Adolphe Sax, c’est une vie menée au clairon, une suite
d’événements romanesques, des coups d’éclat, des brevets qui s’accumulent, une
grave maladie puis une guérison inespérée, un poste de professeur au
Conservatoire, des procès. Des inventions tantôt considérées comme géniales,
tantôt décrites comme loufoques. Un sorte de révolutionnaire du vent dans
l’instrument. Une imagination percutante pour améliorer les percussions, comme
le triangle. Mais aussi des faillites et des saisies, car Sax a parfois du mal
à payer ses loyers, ses charges et ses taxes. Ou encore la création d’un tuba
particulier à la demande de Richard Wagner pour son « Anneau du
Nibelung ». Et, malgré les succès et la reconnaissance des autorités
et de grands musiciens de son époque, une fin de vie en 1894 dans une
quasi-misère.
Lorsqu’il est nommé en 1845 « fournisseur officiel
de l’armée » (formule qu’il grave sur les milliers d’instruments qu’il
fabrique), Sax devient l’objet d’une véritable guérilla commerciale, juridique
et judiciaire orchestrée par ses concurrents qui perdent un marché important
dans l’infanterie comme dans la cavalerie. D’autant qu’il a singulièrement
amélioré de nombreux instruments existants, fabriqués par d’autres, figés dans
un immobilisme confortable. Les contrefaçons se multiplient. Les procès
s’enchaînent. Ses adversaires l’assignent en nullité et déchéance de ses
brevets. Sax résiste. Le 24 juin 1854, la cour d’appel de Rouen lui donne
raison et déboute ses contradicteurs, en utilisant un raisonnement selon lequel
l’explication fournie par un dessin, à défaut d’un texte suffisant, est valable
si ce dessin peut, à lui seul, suffire pour l’intelligence et la reproduction
des objets brevetés.
Cet arrêt lui permet d’attaquer à son tour ses
contradicteurs en contrefaçon. Il obtient en outre une prolongation du délai de
validité de ses brevets.
Au XXe siècle, la Belgique le met à l’honneur
par l’émission d’un billet de banque de 200 francs belges à son effigie.

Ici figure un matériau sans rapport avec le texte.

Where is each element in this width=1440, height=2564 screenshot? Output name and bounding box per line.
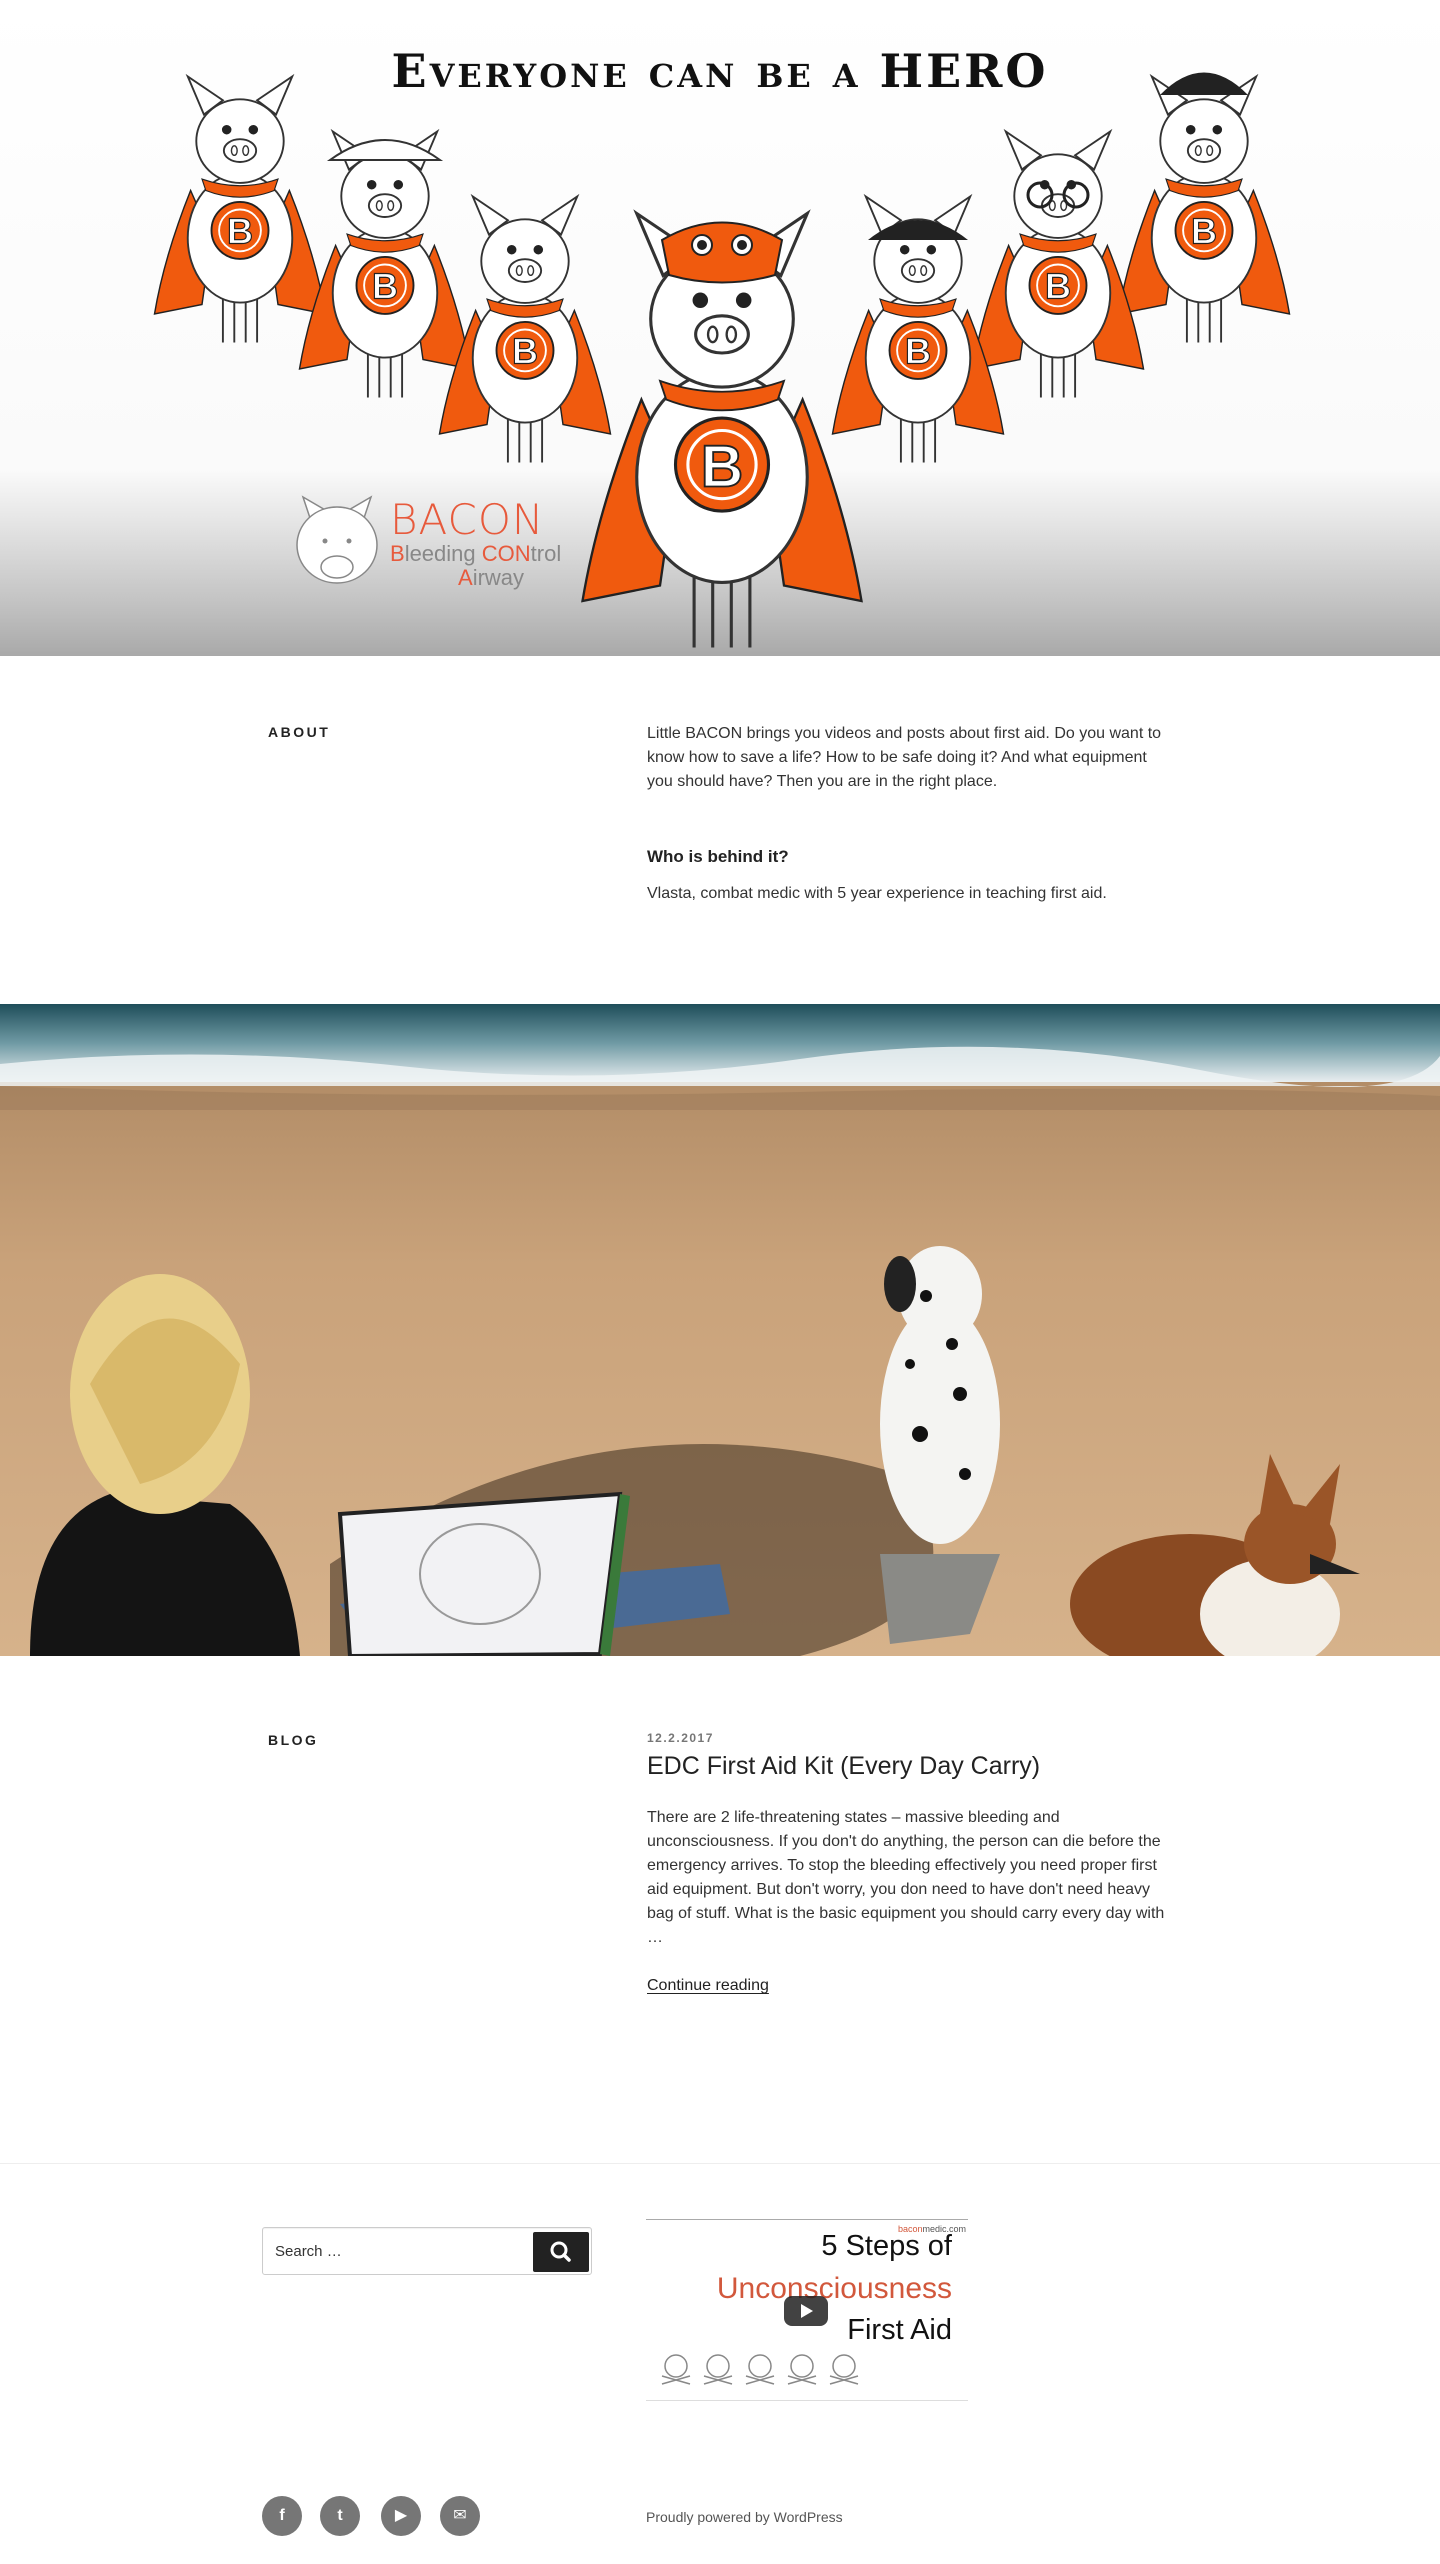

Dinant lui rend hommage par un rassemblement international de musiciens,
« la mise à Sax de Dinant », la création d’un musée, et la
mise en place d’un décor très « saxophonique » par l’implantation en
ville de multiples sculptures de saxophones (illustration).

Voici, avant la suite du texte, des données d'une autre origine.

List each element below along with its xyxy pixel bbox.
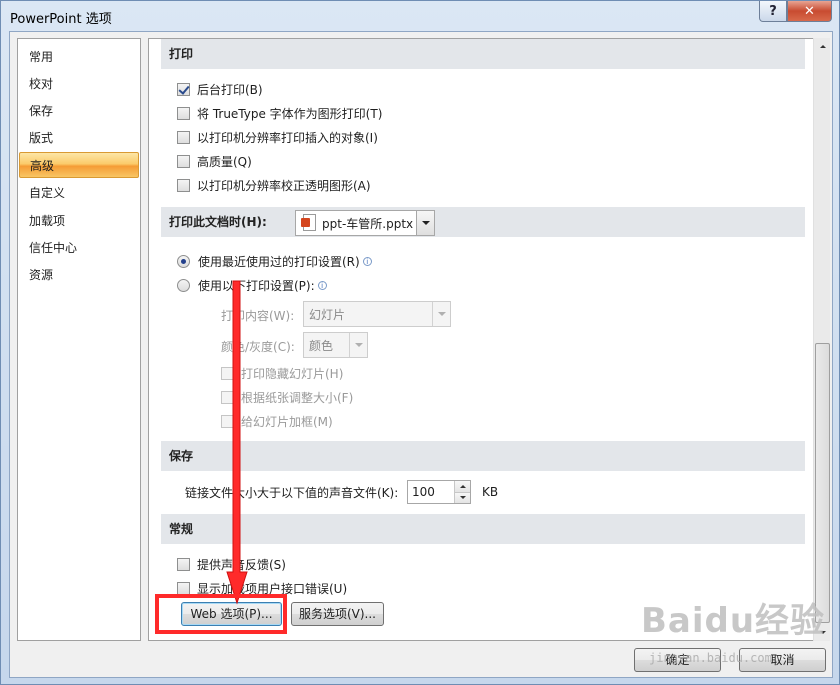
nav-item-save[interactable]: 保存 — [19, 98, 139, 124]
info-icon: i — [362, 256, 372, 266]
close-button[interactable]: ✕ — [787, 1, 832, 22]
cancel-button[interactable]: 取消 — [739, 648, 826, 672]
section-header-print: 打印 — [161, 39, 805, 69]
info-icon: i — [317, 280, 327, 290]
pptx-file-icon — [301, 214, 317, 232]
section-header-general: 常规 — [161, 514, 805, 544]
nav-item-trust-center[interactable]: 信任中心 — [19, 235, 139, 261]
option-sound-feedback[interactable]: 提供声音反馈(S) — [177, 554, 286, 574]
category-nav: 常用 校对 保存 版式 高级 自定义 加载项 信任中心 资源 — [17, 38, 141, 641]
checkbox[interactable] — [177, 106, 190, 120]
chevron-down-icon[interactable] — [416, 211, 434, 235]
chevron-down-icon[interactable] — [432, 302, 450, 326]
service-options-button[interactable]: 服务选项(V)... — [291, 602, 384, 626]
scroll-up-icon[interactable] — [814, 38, 831, 55]
option-printer-resolution-objects[interactable]: 以打印机分辨率打印插入的对象(I) — [177, 127, 378, 147]
close-icon: ✕ — [804, 3, 815, 19]
radio[interactable] — [177, 278, 190, 292]
option-frame-slides[interactable]: 给幻灯片加框(M) — [221, 411, 333, 431]
print-content-select[interactable]: 幻灯片 — [303, 301, 451, 327]
scrollbar-thumb[interactable] — [815, 343, 830, 623]
window-title: PowerPoint 选项 — [10, 12, 112, 27]
section-header-save: 保存 — [161, 441, 805, 471]
options-dialog: PowerPoint 选项 ? ✕ 常用 校对 保存 版式 高级 自定义 加载项… — [0, 0, 840, 685]
option-addin-errors[interactable]: 显示加载项用户接口错误(U) — [177, 578, 347, 598]
help-button[interactable]: ? — [759, 1, 787, 22]
option-print-hidden-slides[interactable]: 打印隐藏幻灯片(H) — [221, 363, 343, 383]
checkbox[interactable] — [177, 557, 190, 571]
radio-custom-settings[interactable]: 使用以下打印设置(P): i — [177, 275, 327, 295]
sound-size-label: 链接文件大小大于以下值的声音文件(K): — [185, 485, 399, 500]
checkbox[interactable] — [177, 82, 190, 96]
nav-item-layout[interactable]: 版式 — [19, 125, 139, 151]
help-icon: ? — [769, 3, 777, 19]
checkbox[interactable] — [221, 390, 234, 404]
checkbox[interactable] — [221, 366, 234, 380]
sound-size-unit: KB — [482, 485, 499, 499]
web-options-button[interactable]: Web 选项(P)... — [181, 602, 282, 626]
checkbox[interactable] — [177, 130, 190, 144]
color-select[interactable]: 颜色 — [303, 332, 368, 358]
nav-item-common[interactable]: 常用 — [19, 44, 139, 70]
ok-button[interactable]: 确定 — [634, 648, 721, 672]
document-select[interactable]: ppt-车管所.pptx — [295, 210, 435, 236]
nav-item-customize[interactable]: 自定义 — [19, 180, 139, 206]
stepper-down-icon[interactable] — [455, 492, 470, 503]
color-label: 颜色/灰度(C): — [221, 339, 295, 354]
option-scale-to-paper[interactable]: 根据纸张调整大小(F) — [221, 387, 353, 407]
options-content: 打印 后台打印(B) 将 TrueType 字体作为图形打印(T) 以打印机分辨… — [148, 38, 828, 641]
dialog-client-area: 常用 校对 保存 版式 高级 自定义 加载项 信任中心 资源 打印 后台打印(B… — [9, 31, 833, 678]
option-background-print[interactable]: 后台打印(B) — [177, 79, 263, 99]
option-high-quality[interactable]: 高质量(Q) — [177, 151, 252, 171]
content-scrollbar[interactable] — [813, 38, 830, 641]
section-header-print-doc: 打印此文档时(H): — [161, 207, 805, 237]
checkbox[interactable] — [177, 154, 190, 168]
nav-item-resources[interactable]: 资源 — [19, 262, 139, 288]
checkbox[interactable] — [177, 581, 190, 595]
print-content-label: 打印内容(W): — [221, 308, 295, 323]
checkbox[interactable] — [221, 414, 234, 428]
chevron-down-icon[interactable] — [349, 333, 367, 357]
nav-item-addins[interactable]: 加载项 — [19, 208, 139, 234]
sound-size-stepper[interactable]: 100 — [407, 480, 471, 504]
title-bar: PowerPoint 选项 ? ✕ — [1, 1, 839, 31]
option-truetype-graphics[interactable]: 将 TrueType 字体作为图形打印(T) — [177, 103, 382, 123]
radio-recent-settings[interactable]: 使用最近使用过的打印设置(R) i — [177, 251, 372, 271]
option-transparent-graphics[interactable]: 以打印机分辨率校正透明图形(A) — [177, 175, 371, 195]
stepper-up-icon[interactable] — [455, 481, 470, 493]
nav-item-proofing[interactable]: 校对 — [19, 71, 139, 97]
nav-item-advanced[interactable]: 高级 — [19, 152, 139, 178]
scroll-down-icon[interactable] — [814, 624, 831, 641]
checkbox[interactable] — [177, 178, 190, 192]
radio[interactable] — [177, 254, 190, 268]
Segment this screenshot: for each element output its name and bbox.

Et le monde entier l’honore par la généralisation du
saxophone, qui devient l’instrument phare des musiciens de jazz.
Adolphe Sax… une vie d’une exceptionnelle musicalité, un
génie souvent convoité, une créativité rarement imitée… un facteur dinantais
qui, à Paris, a su dompter l’air dans le cuivre pour donner au vent de
merveilleuses sonorités.
Etienne Madranges,
Avocat à la cour
Légende photo : On trouve à Dinant (Belgique,
Wallonie), ville de naissance d’Adolphe Sax, de nombreux saxophones, dont ces
sculptures géantes associées à divers pays sur le pont enjambant la Meuse… mais
aussi une statue du Général de Gaulle.